Endothelin-converting enzyme-1 (ECE-1) regulates the recycling and resensitisation of the neuromedin U 2 receptor (NMU2) following activation by neuromedin U-25 but not neuromedin S.

Khaled Alhosaini1,2, R A John Challiss1, Gary B Willars1. 1University of Leicester, Department of Cell Physiology and Pharmacology, MSB, University Road, Leicester, LE2 3RG, UK, 2King Saud University, Faculty of Pharmacy, Riyadh, Saudi Arabia

Neuromedin U receptor 1 and NMU2 are family A, G protein-coupled receptors that mediate a wide range of physiological effects of the gut-brain neuropeptide, neuromedin U (NmU). More recently, neuromedin S (NmS) has been identified as a ligand of these receptors and its distribution within specific regions of the CNS suggests responsibility for the inhibitory effects of NMU2 activation on feeding behaviour. Both NMU1 and NMU2 couple to Gαq/11 and Gαi/o proteins leading to increases in phosphoinositide/Ca2+ signalling and inhibition of adenylyl cyclase activity respectively. We have reported the essentially irreversible binding of NmU to its receptors and the subsequent internalisation of both ligand and receptor (Brighton et al, 2004). This suggests that the processing of internalised ligand could play a role in regulating the lifetime of the ligand-receptor complex and potentially regulate receptor recycling and resensitisation. Indeed, endosomal ECE-1 degradation of peptide ligands has been shown to be important in the recycling of several GPCRs (e.g. Roosterman et al, 2007). Here, we examined the role of ECE-1 in resensitisation of NMU2-mediated Ca2+ responses to either human NmU-25 or NmS-33 in HEK 293 cells recombinantly expressing human NMU2 using fluo-4-loaded cells and a NOVOstar microplate reader.

Acute exposure (5 min) to a maximum concentration of NmU-25 (30 nM) resulted in a marked desensitisation (reduced potency and Emax) of subsequent responses to NmU-25 that required 6 h to fully recover. This recovery was unaffected by inhibition of protein synthesis using cycloheximide (17.5 µM) but was significantly (P<0.001) attenuated by the internalisation inhibitor, dynasore (80 µM) (17+2% versus 69+1% recovery at 3 h; all data are mean+sem, n>3; statistical analysis by one-way or two-way ANOVA and Bonferroni’s range test). Further, monensin (50 µM), an inhibitor of endosomal acidification, abolished recovery over the 6 h period. The ECE-1 inhibitor, SM-19712 (10 µM) significantly (P<0.001) delayed recovery (e.g. 17+3% versus 68+5% recovery at 3 h). Ca2+ responses to NmS-33 had similar potency and Emax values to NmU-25. However, resensitisation of responses to NmS-33 (5 min pretreatment with 30 nM) were significantly (P<0.001) delayed compared to those with NmU-25 (e.g.68+2% versus 97+2% recovery at 6 h). Although recovery of NmS-33 responses was inhibited by dynasore (29+3% versus 56+4% recovery at 6 h) and monensin (20+5% versus 58+7% recovery at 6 h), recovery was entirely unaffected by SM-19712.
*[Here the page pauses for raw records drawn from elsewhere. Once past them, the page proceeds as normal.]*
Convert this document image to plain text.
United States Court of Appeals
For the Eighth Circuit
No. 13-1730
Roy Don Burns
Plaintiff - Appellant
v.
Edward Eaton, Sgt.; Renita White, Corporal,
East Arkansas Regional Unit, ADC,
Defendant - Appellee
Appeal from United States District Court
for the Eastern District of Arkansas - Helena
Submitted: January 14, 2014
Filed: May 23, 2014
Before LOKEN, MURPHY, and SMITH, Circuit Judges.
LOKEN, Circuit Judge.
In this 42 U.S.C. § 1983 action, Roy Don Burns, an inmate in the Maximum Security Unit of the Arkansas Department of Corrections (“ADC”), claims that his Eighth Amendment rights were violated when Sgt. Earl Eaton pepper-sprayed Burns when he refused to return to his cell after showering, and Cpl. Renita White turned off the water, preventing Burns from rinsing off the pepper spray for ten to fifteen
These data suggest that following NMU2 activation and desensitisation by either NmU-25 or NmS-33, resensitisation requires dynamin-dependent internalisation and endosomal acidification. However, resensitisation following desensitisation by NmS-33 is delayed compared to that following NmU-25. Further, the data suggest that endosomal ECE-1 activity is required for resensitisation of NMU2 following desensitisation by NmU-25 but that this activity is not rate-limiting for recovery following desensitisation with NmS-33. These data highlight distinct ligand-dependent effects at the NMU2. Studies are currently underway to establish if such differences between ligands may also influence other aspects of receptor function such as G-protein-independent signalling by internalised receptors.

Brighton et al, (2004) Mol Pharmacol 66: 1544-1556.

Roosterman et al, (2007) Proc Nat Acad Sci USA 104: 11838-11843.